The leftover turkey soup
Here’s what you need:
- Onion, carrots, celery, garlic, and fennel: This is the base of the soup, but get creative depending on what you have in your refrigerator or pantry. You can use leeks, shallots, scallions, or bell peppers. Make any combination of the aromatics that you like best.
- Thyme: I use a bundle of fresh thyme, but replace it with rosemary if you like. Alternatively, you can add a few shakes of dry thyme instead.
- Turkey stock: Make homemade stock or use store-bought turkey or chicken stock instead.
- Chopped turkey: This recipe is perfect for leftover turkey or roast chicken.
- Pastina: I thought the little star shapes were so cute in this! Use any small pasta shape like ditalini, orzo, or even mini farfalle.
- Finishing touches: I finish the soup with parsley and lemon juice for a little brightness.
Want else can I add to the soup?
This soup is perfectly amenable to lots of other ingredients. Here are a few ideas:
- Cubed butternut squash or cubed sweet potatoes: Throw them in with the sprig of thyme.
- Cubed potatoes: Have some that you want to use? Go for it! Just reduce the amount of pastina down to ½ cup instead.

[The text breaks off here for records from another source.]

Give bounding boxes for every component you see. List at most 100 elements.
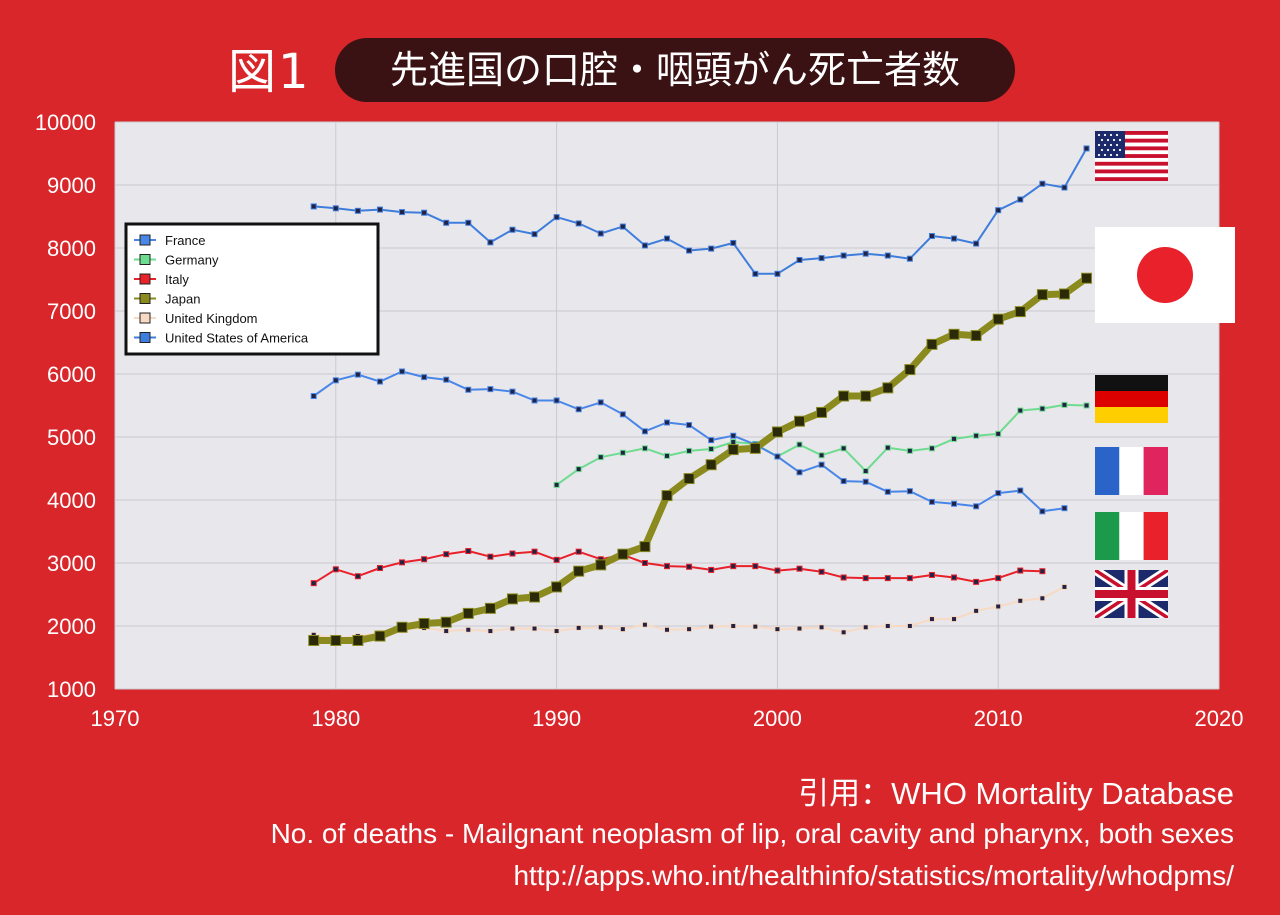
series-germany <box>553 401 1090 488</box>
data-point <box>597 399 604 406</box>
data-point <box>818 624 825 631</box>
data-point <box>686 447 693 454</box>
data-point <box>862 468 869 475</box>
data-point <box>553 481 560 488</box>
data-point <box>484 602 496 614</box>
legend-label: France <box>165 233 205 248</box>
data-point <box>1017 487 1024 494</box>
data-point <box>860 390 872 402</box>
data-point <box>553 214 560 221</box>
data-point <box>661 490 673 502</box>
data-point <box>399 559 406 566</box>
data-point <box>487 628 494 635</box>
y-tick-label: 1000 <box>47 677 96 702</box>
data-point <box>951 616 958 623</box>
data-point <box>882 382 894 394</box>
data-point <box>862 478 869 485</box>
data-point <box>884 252 891 259</box>
data-point <box>1061 401 1068 408</box>
x-tick-label: 2020 <box>1195 706 1244 731</box>
data-point <box>992 313 1004 325</box>
data-point <box>664 452 670 459</box>
data-point <box>332 377 339 384</box>
data-point <box>796 441 803 448</box>
data-point <box>995 207 1002 214</box>
y-tick-label: 6000 <box>47 362 96 387</box>
data-point <box>575 548 582 555</box>
data-point <box>418 617 430 629</box>
data-point <box>310 580 317 587</box>
data-point <box>487 386 494 393</box>
x-tick-label: 1980 <box>311 706 360 731</box>
data-point <box>597 230 604 237</box>
data-point <box>641 428 648 435</box>
data-point <box>664 419 670 426</box>
y-tick-label: 4000 <box>47 488 96 513</box>
data-point <box>1039 568 1046 575</box>
series-japan <box>308 272 1093 646</box>
data-point <box>708 245 715 252</box>
y-tick-label: 8000 <box>47 236 96 261</box>
data-point <box>906 575 913 582</box>
data-point <box>310 203 317 210</box>
plot-area <box>115 122 1219 689</box>
data-point <box>641 242 648 249</box>
source-citation: 引用：WHO Mortality Database <box>798 776 1234 811</box>
data-point <box>376 565 383 572</box>
data-point <box>774 270 781 277</box>
data-point <box>928 498 935 505</box>
data-point <box>553 556 560 563</box>
data-point <box>443 376 450 383</box>
data-point <box>708 566 715 573</box>
data-point <box>1039 405 1046 412</box>
data-point <box>619 449 626 456</box>
data-point <box>796 256 803 263</box>
data-point <box>973 432 980 439</box>
legend-swatch <box>139 332 151 343</box>
data-point <box>575 466 582 473</box>
data-point <box>664 626 670 633</box>
x-tick-label: 2000 <box>753 706 802 731</box>
legend-swatch <box>139 254 151 265</box>
data-point <box>973 503 980 510</box>
data-point <box>951 235 958 242</box>
data-point <box>332 205 339 212</box>
data-point <box>421 556 428 563</box>
data-point <box>487 239 494 246</box>
data-point <box>531 625 538 632</box>
data-point <box>1017 597 1024 604</box>
data-point <box>995 575 1002 582</box>
data-point <box>862 250 869 257</box>
legend-box <box>124 222 380 356</box>
y-tick-label: 10000 <box>35 110 96 135</box>
data-point <box>354 371 361 378</box>
data-point <box>1039 508 1046 515</box>
data-point <box>951 435 958 442</box>
series-layer <box>308 145 1093 646</box>
data-point <box>553 628 560 635</box>
data-point <box>749 442 761 454</box>
data-point <box>664 235 670 242</box>
series-italy <box>310 548 1046 587</box>
data-point <box>730 432 737 439</box>
data-point <box>443 628 450 635</box>
data-point <box>818 452 825 459</box>
y-tick-label: 3000 <box>47 551 96 576</box>
source-url[interactable]: http://apps.who.int/healthinfo/statistic… <box>513 860 1234 891</box>
data-point <box>619 626 626 633</box>
data-point <box>617 548 629 560</box>
data-point <box>443 551 450 558</box>
data-point <box>575 406 582 413</box>
data-point <box>928 233 935 240</box>
y-tick-label: 2000 <box>47 614 96 639</box>
italy-flag-icon <box>1095 512 1168 560</box>
data-point <box>575 220 582 227</box>
data-point <box>774 626 781 633</box>
data-point <box>352 634 364 646</box>
data-point <box>948 328 960 340</box>
data-point <box>708 437 715 444</box>
data-point <box>509 226 516 233</box>
data-point <box>308 634 320 646</box>
data-point <box>529 591 541 603</box>
data-point <box>928 571 935 578</box>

- Soup greens: Spinach, kale, or escarole would work perfectly. Roughly chop them and add them in with the lemon juice and parsley.

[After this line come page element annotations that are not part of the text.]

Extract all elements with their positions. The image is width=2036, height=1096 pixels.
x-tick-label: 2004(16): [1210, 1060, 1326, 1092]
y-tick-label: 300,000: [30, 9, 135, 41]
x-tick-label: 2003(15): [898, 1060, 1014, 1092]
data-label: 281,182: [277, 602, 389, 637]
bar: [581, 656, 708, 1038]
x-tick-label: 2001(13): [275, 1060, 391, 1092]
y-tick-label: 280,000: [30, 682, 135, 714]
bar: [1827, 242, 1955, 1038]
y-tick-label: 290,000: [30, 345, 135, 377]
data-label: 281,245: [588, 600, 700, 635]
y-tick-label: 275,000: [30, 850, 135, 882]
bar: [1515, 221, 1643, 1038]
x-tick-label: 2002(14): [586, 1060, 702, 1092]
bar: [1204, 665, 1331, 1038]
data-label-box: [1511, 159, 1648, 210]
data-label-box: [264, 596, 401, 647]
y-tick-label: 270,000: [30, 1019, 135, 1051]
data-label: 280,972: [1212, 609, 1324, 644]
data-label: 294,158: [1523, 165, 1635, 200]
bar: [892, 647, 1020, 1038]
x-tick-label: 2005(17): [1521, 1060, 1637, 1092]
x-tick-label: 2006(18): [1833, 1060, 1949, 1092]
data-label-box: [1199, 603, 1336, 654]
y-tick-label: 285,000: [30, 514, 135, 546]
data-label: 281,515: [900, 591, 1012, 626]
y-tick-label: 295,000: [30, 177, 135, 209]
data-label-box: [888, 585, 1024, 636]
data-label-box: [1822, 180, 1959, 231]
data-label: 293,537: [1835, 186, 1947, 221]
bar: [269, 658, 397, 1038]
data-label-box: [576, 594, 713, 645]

- Peas: If you have frozen peas, add 1 cup with the lemon juice and parsley.
How to make the whole recipe
- Step 1: Make the stock and wipe out the pot.
- Step 2: Fry up the soup aromatics in batches. Add the bundle of thyme.

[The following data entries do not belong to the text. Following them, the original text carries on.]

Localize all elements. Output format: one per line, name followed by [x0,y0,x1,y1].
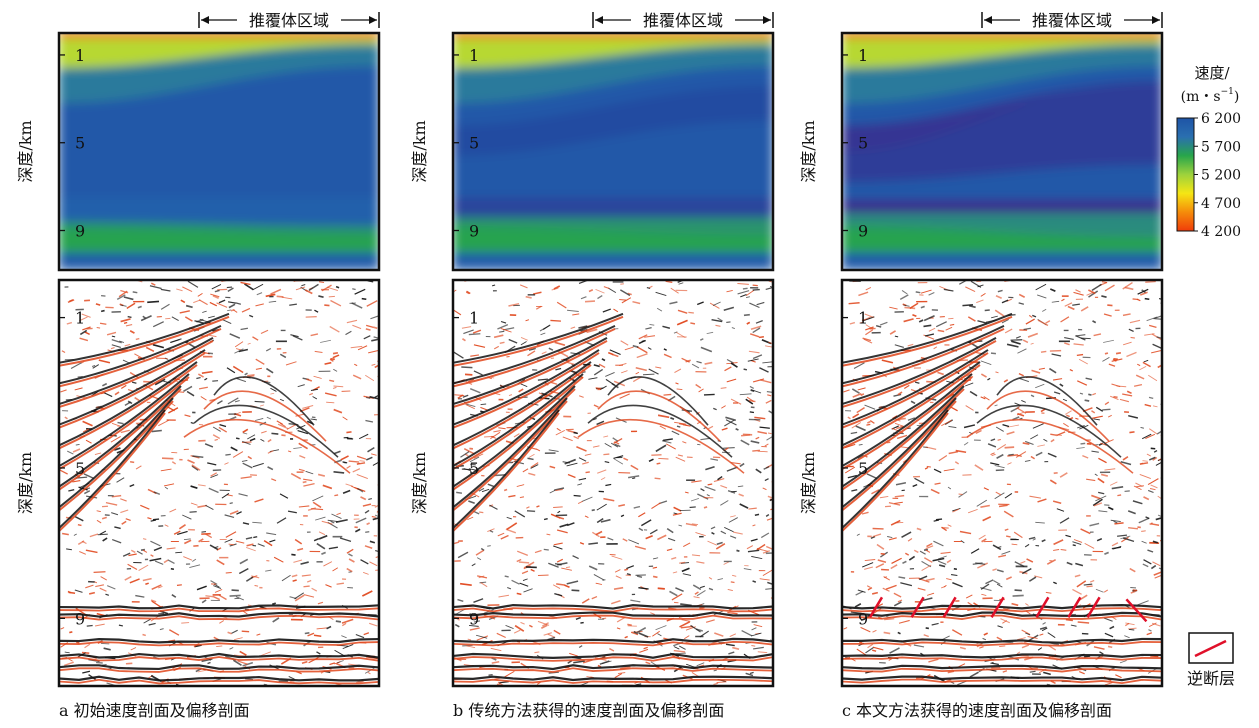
y-tick-label: 1 [469,309,479,328]
velocity-frame [57,31,381,272]
y-tick-label: 9 [858,609,868,628]
panel-caption: c 本文方法获得的速度剖面及偏移剖面 [842,701,1112,720]
y-tick-label: 1 [858,46,868,65]
velocity-layer [59,33,379,69]
region-label: 推覆体区域 [1032,11,1112,30]
panel-b: 推覆体区域 1 5 9 深度/km 1 5 9 深度/km b 传统方法获得的速度剖面及偏移剖面 [410,11,775,720]
y-tick-label: 9 [75,609,85,628]
migration-frame [451,278,775,688]
y-tick-label: 5 [469,134,479,153]
colorbar-tick-label: 4 700 [1201,196,1241,212]
y-axis-label: 深度/km [799,452,818,514]
y-tick-label: 5 [858,134,868,153]
migration-frame [840,278,1164,688]
panel-c: 推覆体区域 1 5 9 深度/km 1 5 9 深度/km c 本文方法获得的速度剖面及偏移剖面 [799,11,1164,720]
region-arrowhead-right [369,16,377,24]
colorbar-units: (m・s−1) [1181,87,1240,105]
region-label: 推覆体区域 [249,11,329,30]
y-tick-label: 9 [469,222,479,241]
y-tick-label: 1 [469,46,479,65]
y-tick-label: 9 [469,609,479,628]
y-axis-label: 深度/km [410,452,429,514]
region-arrowhead-right [1152,16,1160,24]
velocity-layer [453,33,773,69]
legend-label: 逆断层 [1187,669,1235,688]
fault-marker [868,596,884,618]
panel-a: 推覆体区域 1 5 9 深度/km 1 5 9 深度/km a 初始速度剖面及偏移剖面 [16,11,381,720]
migration-section-a [59,280,379,686]
fault-marker [990,596,1005,618]
y-axis-label: 深度/km [410,120,429,182]
fault-marker [910,596,925,618]
migration-section-c [842,280,1162,686]
colorbar-tick-label: 6 200 [1201,111,1241,127]
fault-marker [1067,596,1082,618]
panel-caption: b 传统方法获得的速度剖面及偏移剖面 [453,701,724,720]
colorbar-title: 速度/ [1194,64,1230,82]
legend-fault-symbol [1194,639,1227,658]
y-axis-label: 深度/km [16,120,35,182]
y-tick-label: 5 [858,459,868,478]
colorbar-tick-label: 5 700 [1201,139,1241,155]
region-arrowhead-left [201,16,209,24]
velocity-section-a [59,33,379,270]
velocity-frame [451,31,775,272]
y-tick-label: 1 [75,309,85,328]
fault-marker [942,596,957,618]
region-arrowhead-left [984,16,992,24]
fault-marker [1086,596,1101,618]
y-tick-label: 1 [858,309,868,328]
migration-section-b [453,280,773,686]
colorbar-gradient [1176,117,1195,232]
region-label: 推覆体区域 [643,11,723,30]
panels-group: 推覆体区域 1 5 9 深度/km 1 5 9 深度/km a 初始速度剖面及偏移剖面 推覆体区域 1… [16,11,1164,720]
y-tick-label: 1 [75,46,85,65]
region-arrowhead-left [595,16,603,24]
velocity-section-b [453,33,773,270]
velocity-layer [842,33,1162,69]
panel-caption: a 初始速度剖面及偏移剖面 [59,701,250,720]
y-axis-label: 深度/km [799,120,818,182]
y-tick-label: 5 [469,459,479,478]
fault-marker [1125,598,1148,623]
fault-marker [1035,596,1050,618]
colorbar: 速度/ (m・s−1) 6 200 5 700 5 200 4 700 4 200 [1176,64,1241,240]
velocity-frame [840,31,1164,272]
y-tick-label: 5 [75,459,85,478]
velocity-section-c [842,33,1162,270]
y-tick-label: 9 [858,222,868,241]
colorbar-tick-label: 4 200 [1201,224,1241,240]
region-arrowhead-right [763,16,771,24]
y-tick-label: 5 [75,134,85,153]
y-axis-label: 深度/km [16,452,35,514]
y-tick-label: 9 [75,222,85,241]
migration-frame [57,278,381,688]
fault-legend: 逆断层 [1187,632,1235,688]
colorbar-tick-label: 5 200 [1201,168,1241,184]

- Step 3: Pour in the stock and add the chopped turkey. Simmer until the vegetables are soft.
- Step 4: Finish it up! Add in the pastina and finish with parsley and lemon juice.
Hope you love this recipe as much as I did! If you have questions or comments, please drop me a line in the comments!
Leftover Turkey Soup
- Large stockpot
- Fine mesh sieve
Stock (optional to make; can use chicken broth instead):
- 1 turkey carcass
- 1 tablespoon extra virgin olive oil
- 1 yellow onion, peeled and diced
- 4 carrots, peeled and diced
- 4 ribs celery, trimmed and diced
- 1 fennel bulb, trimmed, cored, and thinly sliced
- 5 cloves garlic, peeled and minced
- 5 sprigs thyme, bundled together with kitchen twine
- 6-7 cups prepared stock from above or use chicken broth
- 4 cups chopped or shredded leftover turkey; use in addition to any meat you pull off the turkey carcass
- ¾ cup pastina or ditalini
- 1 lemon, juiced
- ½ cup fresh parsley, minced
- Big pinch of fennel fronds, minced
- Crushed red pepper to taste
- Salt and pepper
Make the stock:
- Cover the turkey carcass in a large stockpot with 12 cups of water. You may need more depending on the size of the carcass. Try to immerse the bird with water, but if your pot isn’t big enough, it’s ok if the back bone sticks out a bit. Add a big pinch of salt to the water.
- Bring to a boil and then simmer for 2-3 hours. You may wish to flip the bird once during simmering. The liquid should be reduced by almost half.
- Cover the pot (with foil, if the turkey is sticking out) and transfer to the refrigerator overnight.
- The next day, remove the carcass from the stock. Pick off any remaining meat and set it aside in a bowl to be added to the soup. Discard the carcass.
- If the stock is very gelatinous, place it on the heat over medium-high just until the gelatin melts, and the stock returns to a liquid. Turn off the heat and strain through a fine-mesh sieve.
- Give the pot a quick rinse and wipe it out. Return it to the stovetop.
Cook the soup aromatics:
- Heat 1 tablespoon olive oil over medium heat. Add the onion, carrots, celery, and fennel. Season with salt and pepper. Cook for 8-10 minutes.
- Add the garlic and cook for 1 minute until fragrant. Add the bundle of thyme.
Simmer the soup:
- Pour in the prepared stock and all of the chopped turkey. Add salt, pepper, and crushed red pepper. Bring to a boil. Reduce heat and simmer for 30 minutes. Remove and discard the thyme.
Finish the soup:
- Return the soup to a boil. Add the pastina and cook for 3-4 minutes. Taste and add salt and pepper.
- Finish the soup by adding parsley, fennel fronds, and lemon juice.
- Ladle the soup into bowls and serve with lemon wedges and minced parsley on the side. Enjoy!